We can—and should!—argue over the need and desirability of any of the projects on Keefe’s list, but again, these are political arguments, not financial ones. For example, I started off somewhat ambivalent about a stadium, but the more I learn about it, the less likely I am to support a stadium proposal, although of course the details matter. This is what Keefe’s report, and council’s acceptance of its recommendations, do: start doing some serious financial planning around each of the proposals, and with that information council can later decide whether they make sense or not. And we should recognize that there’s a zero sum game at work: debt spent on arenas or stadiums is debt not spent on transit.
Finally, that brings us to council’s decisions on the arena issues. In order to save the Forum a political deal was made: rather than first build a four-pad on the peninsula (staff wanted it built at CFB), a four-pad was first approved for Dartmouth, to be open in 2017. This brought the Dartmouth councillors on board, even though that comes with closing Gray and Bowles arenas. Councillor Russell Walker, representing Fairview, came along once it was decided a rebuilt Forum complex would be a three-pad, not a four pad, and the fourth pad would be a rebuilt Centennial. With Dartmouth going first, that gives three more years for figuring out the details of the Forum reno, which is projected to be completed in 2019.
People will disagree about saving the Forum, but it’s a bit simplistic to say that council “left $25 million on the table.” For one, the staff report was obviously tilted to favour demolishing the Fourm. But, back to my earlier point, there is value in everything; it’s how we assess it that matters.
As Mayor Mike Savage put it: “We could sell the Public Gardens and make a lot more than $25 million, but we wouldn’t do it.”
Well done. I am sure it took a lot of work to present this in a manner so easily understood.
An anecdote, referring to the idea of setting aside a small percentage annually to provide for replacement of old infrastructure when the time comes: Exeter in the UK has a building (I’m sorry I can’t remember what it is called) with huge oak beams as part of the structure. We were told that when the building was erected an oak forest was planted as the builders knew that by the time the woodworm had done in the original beams, the new trees would be ready for the replacements. That time came in the 20th century, the new wood was duly harvested, and another forest planted in preparation for the next time new oak will be needed, in about four hundred years!

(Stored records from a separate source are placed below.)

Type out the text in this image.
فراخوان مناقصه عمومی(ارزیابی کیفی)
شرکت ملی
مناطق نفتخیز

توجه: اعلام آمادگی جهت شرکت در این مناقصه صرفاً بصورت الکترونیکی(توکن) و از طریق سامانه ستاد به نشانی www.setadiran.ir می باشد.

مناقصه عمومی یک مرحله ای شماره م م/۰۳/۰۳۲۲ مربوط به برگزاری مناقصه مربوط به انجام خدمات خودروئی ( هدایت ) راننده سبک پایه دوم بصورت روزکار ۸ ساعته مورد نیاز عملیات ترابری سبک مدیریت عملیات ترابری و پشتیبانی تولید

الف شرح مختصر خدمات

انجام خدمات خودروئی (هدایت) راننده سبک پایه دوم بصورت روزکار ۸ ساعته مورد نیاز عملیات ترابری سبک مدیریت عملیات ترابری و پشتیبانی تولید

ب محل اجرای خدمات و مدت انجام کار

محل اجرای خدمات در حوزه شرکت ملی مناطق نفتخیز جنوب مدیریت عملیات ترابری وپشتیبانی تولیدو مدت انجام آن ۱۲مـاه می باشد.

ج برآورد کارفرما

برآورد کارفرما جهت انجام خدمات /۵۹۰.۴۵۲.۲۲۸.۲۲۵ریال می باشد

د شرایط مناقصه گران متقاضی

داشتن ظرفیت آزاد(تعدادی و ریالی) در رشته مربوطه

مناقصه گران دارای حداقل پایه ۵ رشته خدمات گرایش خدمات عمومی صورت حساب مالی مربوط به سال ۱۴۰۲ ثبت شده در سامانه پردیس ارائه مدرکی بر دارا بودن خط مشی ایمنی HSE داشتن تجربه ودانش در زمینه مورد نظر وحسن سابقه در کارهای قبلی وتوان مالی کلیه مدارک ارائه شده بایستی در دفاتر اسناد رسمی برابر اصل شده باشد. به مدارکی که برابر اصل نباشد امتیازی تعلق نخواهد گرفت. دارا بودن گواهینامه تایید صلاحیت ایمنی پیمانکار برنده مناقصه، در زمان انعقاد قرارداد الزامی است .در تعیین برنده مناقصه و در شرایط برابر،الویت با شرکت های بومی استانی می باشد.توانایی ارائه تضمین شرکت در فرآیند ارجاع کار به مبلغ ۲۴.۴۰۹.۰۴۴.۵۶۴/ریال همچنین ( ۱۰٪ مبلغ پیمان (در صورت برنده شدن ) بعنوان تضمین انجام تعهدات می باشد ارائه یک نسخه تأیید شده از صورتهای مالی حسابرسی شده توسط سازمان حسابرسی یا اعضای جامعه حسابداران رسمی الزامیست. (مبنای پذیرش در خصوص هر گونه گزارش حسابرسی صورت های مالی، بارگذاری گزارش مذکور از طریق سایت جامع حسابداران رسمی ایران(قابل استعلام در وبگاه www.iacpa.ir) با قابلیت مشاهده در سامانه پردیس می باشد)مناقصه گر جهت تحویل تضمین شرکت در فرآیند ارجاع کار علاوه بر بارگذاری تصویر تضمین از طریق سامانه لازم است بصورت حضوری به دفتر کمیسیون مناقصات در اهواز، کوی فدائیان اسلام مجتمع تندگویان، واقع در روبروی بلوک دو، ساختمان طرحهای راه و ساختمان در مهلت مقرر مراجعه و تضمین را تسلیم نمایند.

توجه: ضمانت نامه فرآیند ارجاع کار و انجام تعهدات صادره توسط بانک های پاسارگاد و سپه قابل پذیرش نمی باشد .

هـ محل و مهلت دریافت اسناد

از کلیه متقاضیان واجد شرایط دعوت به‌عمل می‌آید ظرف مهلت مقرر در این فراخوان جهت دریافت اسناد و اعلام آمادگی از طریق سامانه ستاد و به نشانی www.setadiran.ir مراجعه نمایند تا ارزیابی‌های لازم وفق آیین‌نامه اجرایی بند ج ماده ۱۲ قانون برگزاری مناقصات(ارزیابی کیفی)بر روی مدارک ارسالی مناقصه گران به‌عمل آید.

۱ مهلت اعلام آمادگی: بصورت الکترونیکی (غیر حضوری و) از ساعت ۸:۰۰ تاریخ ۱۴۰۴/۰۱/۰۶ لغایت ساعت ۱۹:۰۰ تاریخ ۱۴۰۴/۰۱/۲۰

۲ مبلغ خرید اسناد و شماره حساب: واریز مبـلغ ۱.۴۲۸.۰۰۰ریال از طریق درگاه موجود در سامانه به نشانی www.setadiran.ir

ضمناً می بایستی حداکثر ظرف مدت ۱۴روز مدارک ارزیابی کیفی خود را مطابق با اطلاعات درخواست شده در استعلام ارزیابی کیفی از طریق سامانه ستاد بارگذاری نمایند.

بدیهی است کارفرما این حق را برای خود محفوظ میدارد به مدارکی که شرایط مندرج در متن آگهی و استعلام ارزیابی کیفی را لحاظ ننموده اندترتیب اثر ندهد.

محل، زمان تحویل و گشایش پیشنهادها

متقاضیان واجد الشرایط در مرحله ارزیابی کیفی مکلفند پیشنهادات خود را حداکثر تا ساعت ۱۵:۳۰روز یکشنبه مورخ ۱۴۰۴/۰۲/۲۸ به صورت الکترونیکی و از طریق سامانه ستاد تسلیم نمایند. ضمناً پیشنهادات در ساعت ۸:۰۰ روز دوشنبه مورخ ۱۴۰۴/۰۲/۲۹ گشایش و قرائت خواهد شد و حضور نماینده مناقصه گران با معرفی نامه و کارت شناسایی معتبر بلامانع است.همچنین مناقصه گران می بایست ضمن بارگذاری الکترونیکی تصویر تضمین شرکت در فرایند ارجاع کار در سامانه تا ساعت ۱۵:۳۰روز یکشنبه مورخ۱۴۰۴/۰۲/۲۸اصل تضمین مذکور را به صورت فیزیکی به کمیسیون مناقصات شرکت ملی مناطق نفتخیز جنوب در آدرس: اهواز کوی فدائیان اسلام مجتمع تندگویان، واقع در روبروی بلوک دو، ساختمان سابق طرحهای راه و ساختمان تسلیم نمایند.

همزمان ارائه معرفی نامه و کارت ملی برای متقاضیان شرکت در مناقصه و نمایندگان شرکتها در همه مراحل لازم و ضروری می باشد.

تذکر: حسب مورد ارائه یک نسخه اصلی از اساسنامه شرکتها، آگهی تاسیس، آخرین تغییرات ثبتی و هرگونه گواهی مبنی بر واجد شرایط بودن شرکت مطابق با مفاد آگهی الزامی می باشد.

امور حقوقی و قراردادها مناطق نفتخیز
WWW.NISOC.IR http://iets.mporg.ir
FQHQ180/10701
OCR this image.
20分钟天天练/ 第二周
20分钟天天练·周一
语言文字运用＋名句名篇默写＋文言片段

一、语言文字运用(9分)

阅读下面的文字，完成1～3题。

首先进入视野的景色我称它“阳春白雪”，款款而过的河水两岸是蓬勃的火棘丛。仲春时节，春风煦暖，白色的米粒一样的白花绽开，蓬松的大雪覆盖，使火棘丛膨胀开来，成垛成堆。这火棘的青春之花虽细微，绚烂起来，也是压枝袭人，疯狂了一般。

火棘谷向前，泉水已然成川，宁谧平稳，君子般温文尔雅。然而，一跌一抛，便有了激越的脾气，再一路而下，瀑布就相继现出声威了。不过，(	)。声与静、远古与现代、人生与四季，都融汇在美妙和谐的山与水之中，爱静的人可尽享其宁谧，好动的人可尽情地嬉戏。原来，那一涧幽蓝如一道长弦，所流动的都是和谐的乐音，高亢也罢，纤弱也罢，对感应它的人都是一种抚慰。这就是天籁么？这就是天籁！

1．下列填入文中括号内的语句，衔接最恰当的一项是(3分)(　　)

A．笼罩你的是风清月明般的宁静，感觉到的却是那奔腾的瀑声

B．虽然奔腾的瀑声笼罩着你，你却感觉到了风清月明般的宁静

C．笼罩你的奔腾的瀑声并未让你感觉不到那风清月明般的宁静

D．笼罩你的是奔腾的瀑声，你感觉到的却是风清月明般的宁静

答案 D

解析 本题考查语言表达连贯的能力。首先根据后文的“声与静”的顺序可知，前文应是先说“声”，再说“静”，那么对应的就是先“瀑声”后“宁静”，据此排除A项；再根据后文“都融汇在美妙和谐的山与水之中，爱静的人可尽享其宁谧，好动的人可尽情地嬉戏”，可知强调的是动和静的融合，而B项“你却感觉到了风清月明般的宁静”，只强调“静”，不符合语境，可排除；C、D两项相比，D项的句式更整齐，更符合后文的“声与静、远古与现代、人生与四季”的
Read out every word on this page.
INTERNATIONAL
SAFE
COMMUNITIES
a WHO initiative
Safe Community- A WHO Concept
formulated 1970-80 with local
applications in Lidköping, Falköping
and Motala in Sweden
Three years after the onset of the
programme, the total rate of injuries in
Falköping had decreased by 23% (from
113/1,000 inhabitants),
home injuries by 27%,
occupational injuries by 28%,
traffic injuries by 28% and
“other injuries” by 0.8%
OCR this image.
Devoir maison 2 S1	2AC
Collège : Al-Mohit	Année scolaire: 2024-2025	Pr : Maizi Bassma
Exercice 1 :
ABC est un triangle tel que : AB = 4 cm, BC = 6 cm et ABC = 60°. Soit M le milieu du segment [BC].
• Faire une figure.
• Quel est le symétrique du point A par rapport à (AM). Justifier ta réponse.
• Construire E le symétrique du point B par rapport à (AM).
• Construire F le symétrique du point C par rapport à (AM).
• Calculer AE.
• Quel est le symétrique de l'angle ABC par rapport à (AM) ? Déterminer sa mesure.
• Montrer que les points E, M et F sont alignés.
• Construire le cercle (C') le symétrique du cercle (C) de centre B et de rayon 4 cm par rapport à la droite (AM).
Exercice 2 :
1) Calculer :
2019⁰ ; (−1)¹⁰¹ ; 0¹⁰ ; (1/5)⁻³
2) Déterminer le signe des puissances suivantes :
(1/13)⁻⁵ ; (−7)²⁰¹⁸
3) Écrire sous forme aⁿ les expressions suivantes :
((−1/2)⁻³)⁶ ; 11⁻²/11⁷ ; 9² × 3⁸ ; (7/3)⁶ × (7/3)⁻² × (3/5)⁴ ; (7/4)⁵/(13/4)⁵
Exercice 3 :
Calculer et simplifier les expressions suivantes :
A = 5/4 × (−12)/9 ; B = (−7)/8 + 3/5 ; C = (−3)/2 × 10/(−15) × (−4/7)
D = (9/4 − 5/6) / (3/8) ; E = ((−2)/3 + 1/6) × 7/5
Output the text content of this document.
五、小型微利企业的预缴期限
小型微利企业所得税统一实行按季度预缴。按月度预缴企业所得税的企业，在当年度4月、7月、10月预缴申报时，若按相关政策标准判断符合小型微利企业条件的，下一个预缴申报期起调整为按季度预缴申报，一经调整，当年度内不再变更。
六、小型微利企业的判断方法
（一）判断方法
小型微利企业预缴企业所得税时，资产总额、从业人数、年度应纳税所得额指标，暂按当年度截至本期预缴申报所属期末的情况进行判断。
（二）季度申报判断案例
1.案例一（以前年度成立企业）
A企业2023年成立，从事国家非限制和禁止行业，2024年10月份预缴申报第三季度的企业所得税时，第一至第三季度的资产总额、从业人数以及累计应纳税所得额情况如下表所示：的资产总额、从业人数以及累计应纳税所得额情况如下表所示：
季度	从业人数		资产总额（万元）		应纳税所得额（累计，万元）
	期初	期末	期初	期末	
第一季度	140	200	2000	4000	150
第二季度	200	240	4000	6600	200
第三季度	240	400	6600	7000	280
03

Like others I appreciated the in depth explanation of capital expenditures but I think the Forum will end up back on Council’s table in 2 years.
Clear analysis, Tim. This is your best yet.
Excellent, clear article on a potentially mind-numbing subject. Nicely done!
This was a great summary of how the municipalities debt works. I found it extremely helpful. I think putting those mega projects in the context of our ability to pay for them (which you’d think most decisions would be made) also helps to rationalize whether they are in fact worth the investment (or in this case the taking on of more debt to pay for them).
I also really appreciate this article, especially the Municipal Debt overview, something I have never really given much consideration.
Tim, I really appreciate this kind of reporting — consideration of the trade-offs, clear accounts of the issues and the values in play. Other civic reporting I see gives me a lot of facts and information, but this piece gives me storylines and understanding. Thanks so much.